The Fair Trade rules were fair for manufacturers, less fair for retailers, and not fair at all for consumers, so they were eventually repealed or struck down. However, manufacturers still have the right to set Minimum Advertised Prices (MAP) for their products. Retailers can sell the products at any price they want, but they can't advertise the prices if they're lower than the MAPs set by the manufacturers. That's why you sometimes see "Prices too low to advertise", or on a website, you have to put a product into your shopping cart to see its price. MAP policies are very common with consumer electronics, cameras, watches and other high-ticket items.

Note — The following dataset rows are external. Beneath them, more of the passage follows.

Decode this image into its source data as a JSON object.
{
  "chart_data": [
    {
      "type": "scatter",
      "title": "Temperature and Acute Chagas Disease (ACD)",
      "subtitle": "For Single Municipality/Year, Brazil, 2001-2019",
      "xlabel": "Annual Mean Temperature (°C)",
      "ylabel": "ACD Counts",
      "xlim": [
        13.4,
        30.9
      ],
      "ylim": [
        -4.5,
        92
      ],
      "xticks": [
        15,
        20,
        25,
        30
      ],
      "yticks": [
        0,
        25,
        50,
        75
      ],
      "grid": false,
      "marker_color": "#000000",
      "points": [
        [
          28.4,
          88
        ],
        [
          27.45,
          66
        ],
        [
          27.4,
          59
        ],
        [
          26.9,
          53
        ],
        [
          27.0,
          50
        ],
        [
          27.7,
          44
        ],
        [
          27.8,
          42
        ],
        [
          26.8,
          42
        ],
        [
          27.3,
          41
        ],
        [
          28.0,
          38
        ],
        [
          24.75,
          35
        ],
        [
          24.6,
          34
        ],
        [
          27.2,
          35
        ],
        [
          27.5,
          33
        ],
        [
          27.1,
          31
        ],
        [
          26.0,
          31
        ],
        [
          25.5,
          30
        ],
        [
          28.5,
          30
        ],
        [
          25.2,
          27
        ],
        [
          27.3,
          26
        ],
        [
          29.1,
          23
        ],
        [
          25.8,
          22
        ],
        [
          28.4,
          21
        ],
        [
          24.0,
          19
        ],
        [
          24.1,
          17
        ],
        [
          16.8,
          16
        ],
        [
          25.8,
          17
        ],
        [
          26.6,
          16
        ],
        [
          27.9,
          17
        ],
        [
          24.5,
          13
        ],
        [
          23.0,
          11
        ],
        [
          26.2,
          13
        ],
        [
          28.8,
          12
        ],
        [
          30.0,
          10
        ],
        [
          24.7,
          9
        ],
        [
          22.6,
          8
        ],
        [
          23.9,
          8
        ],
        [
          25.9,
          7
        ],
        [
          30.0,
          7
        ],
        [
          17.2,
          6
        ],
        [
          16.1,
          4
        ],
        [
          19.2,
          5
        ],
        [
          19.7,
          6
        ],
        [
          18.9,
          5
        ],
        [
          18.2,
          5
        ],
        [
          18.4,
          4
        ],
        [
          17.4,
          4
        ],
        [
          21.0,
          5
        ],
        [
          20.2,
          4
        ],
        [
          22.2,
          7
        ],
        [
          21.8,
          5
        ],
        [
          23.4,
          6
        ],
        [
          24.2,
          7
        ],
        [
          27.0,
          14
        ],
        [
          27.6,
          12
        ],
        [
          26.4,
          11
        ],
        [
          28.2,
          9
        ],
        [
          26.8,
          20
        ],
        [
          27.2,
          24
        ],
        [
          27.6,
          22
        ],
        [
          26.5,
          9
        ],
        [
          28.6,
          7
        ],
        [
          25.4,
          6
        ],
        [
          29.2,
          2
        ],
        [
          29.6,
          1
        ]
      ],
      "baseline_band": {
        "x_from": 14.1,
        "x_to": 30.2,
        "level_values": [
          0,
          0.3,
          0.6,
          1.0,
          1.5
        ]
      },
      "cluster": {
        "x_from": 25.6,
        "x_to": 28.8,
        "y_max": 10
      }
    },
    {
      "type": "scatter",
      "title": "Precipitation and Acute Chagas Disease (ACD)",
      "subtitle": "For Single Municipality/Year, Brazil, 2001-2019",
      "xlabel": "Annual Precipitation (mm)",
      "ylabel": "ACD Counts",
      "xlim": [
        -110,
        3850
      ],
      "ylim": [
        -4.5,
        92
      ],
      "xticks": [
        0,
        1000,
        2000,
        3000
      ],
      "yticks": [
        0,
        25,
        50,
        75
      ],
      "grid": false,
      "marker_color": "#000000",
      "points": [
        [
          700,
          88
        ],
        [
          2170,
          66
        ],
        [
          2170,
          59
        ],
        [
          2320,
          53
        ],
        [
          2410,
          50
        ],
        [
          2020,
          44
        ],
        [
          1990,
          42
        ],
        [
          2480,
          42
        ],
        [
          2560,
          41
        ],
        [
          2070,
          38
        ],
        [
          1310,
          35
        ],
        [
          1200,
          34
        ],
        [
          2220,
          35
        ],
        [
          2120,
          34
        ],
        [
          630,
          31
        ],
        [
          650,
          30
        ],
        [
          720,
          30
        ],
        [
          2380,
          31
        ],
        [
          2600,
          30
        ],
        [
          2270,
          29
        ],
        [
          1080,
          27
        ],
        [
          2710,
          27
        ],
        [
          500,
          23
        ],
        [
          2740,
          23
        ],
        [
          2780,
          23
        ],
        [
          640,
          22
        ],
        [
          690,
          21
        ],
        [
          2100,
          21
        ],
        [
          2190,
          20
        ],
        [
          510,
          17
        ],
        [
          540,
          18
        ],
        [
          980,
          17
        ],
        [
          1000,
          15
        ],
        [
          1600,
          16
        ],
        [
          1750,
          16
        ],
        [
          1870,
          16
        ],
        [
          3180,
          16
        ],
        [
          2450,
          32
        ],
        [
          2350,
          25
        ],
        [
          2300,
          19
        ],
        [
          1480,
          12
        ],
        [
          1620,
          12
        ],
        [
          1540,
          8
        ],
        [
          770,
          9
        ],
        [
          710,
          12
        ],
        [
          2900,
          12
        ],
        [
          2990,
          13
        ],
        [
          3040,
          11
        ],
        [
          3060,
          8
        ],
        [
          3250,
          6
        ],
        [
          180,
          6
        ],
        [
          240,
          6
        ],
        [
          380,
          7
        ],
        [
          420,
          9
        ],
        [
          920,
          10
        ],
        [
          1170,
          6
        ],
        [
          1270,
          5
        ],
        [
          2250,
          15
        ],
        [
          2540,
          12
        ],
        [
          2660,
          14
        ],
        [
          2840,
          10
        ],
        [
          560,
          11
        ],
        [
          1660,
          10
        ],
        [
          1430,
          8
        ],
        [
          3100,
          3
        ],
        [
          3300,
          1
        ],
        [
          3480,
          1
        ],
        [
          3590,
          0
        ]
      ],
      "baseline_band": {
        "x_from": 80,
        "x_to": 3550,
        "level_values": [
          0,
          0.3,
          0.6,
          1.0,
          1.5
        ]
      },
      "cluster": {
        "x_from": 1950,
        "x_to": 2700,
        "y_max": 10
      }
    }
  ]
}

In the Amazon/Macmillan situation, Amazon almost certainly has a clause in its contract with Macmillan that allows it to sell books for any price it chooses. Thus, Amazon would be immune from any MAPs set by Macmillan. However, there may be nothing in the contract dictating how long Macmillan has to deliver eBook versions of its print titles to Amazon; if so, Macmillan would be within its rights to delay availability of its eBooks to Amazon in order to encourage sales of full-price print copies. It's an interesting spin on the old Fair Trade argument: "We're not saying that we won't sell you eBooks, we just won't sell them to you until the print versions have been out for 30 or 60 days." It's similar to the release window strategy used by movie studios for decades. The legal problem could come if Macmillan discriminated against members of the same class of retailers.

Let's say that Apple sells an eBook title for $14.95, while Amazon sells it for $9.99.  Apple gets the eBook file and puts it on sale the same day as the print version, but Amazon doesn't get it until 60 days later. Unless there's some legitimate technical reason why Macmillan can't deliver the eBook file to Amazon at the same time as to Apple, its behavior could be seen as discriminatory. (Please remember that I'm not a lawyer, and your results may vary.) Macmillan would be required to provide the files to both Amazon and Apple at the same time, so as not to give Apple an unfair advantage.

Macmillan might still have an "out", again taken from the business practices of the movie industry. Most of us have been to neighborhood "second-run" movie theaters that get movies weeks after they're first released. These theaters sell tickets for a few dollars each, rather than the $10 and up that movie tickets commonly go for. The films that the second-run theaters are showing are exactly the same as the ones that were in the first-run theaters (well, not exactly the same--the prints are usually pretty beaten up), but the movie distributors can discriminate on the basis of price. It's not a fair analogy, because the publishers might actually get paid more by Amazon than Apple, while the film studios almost always end up making less from the second-run theaters than they did from the first-run ones. However, it demonstrates that Macmillan might have some "wiggle room" as to when it releases eBooks to different retailers.

In any event, the battle is now on, and it's likely to end up in the courts.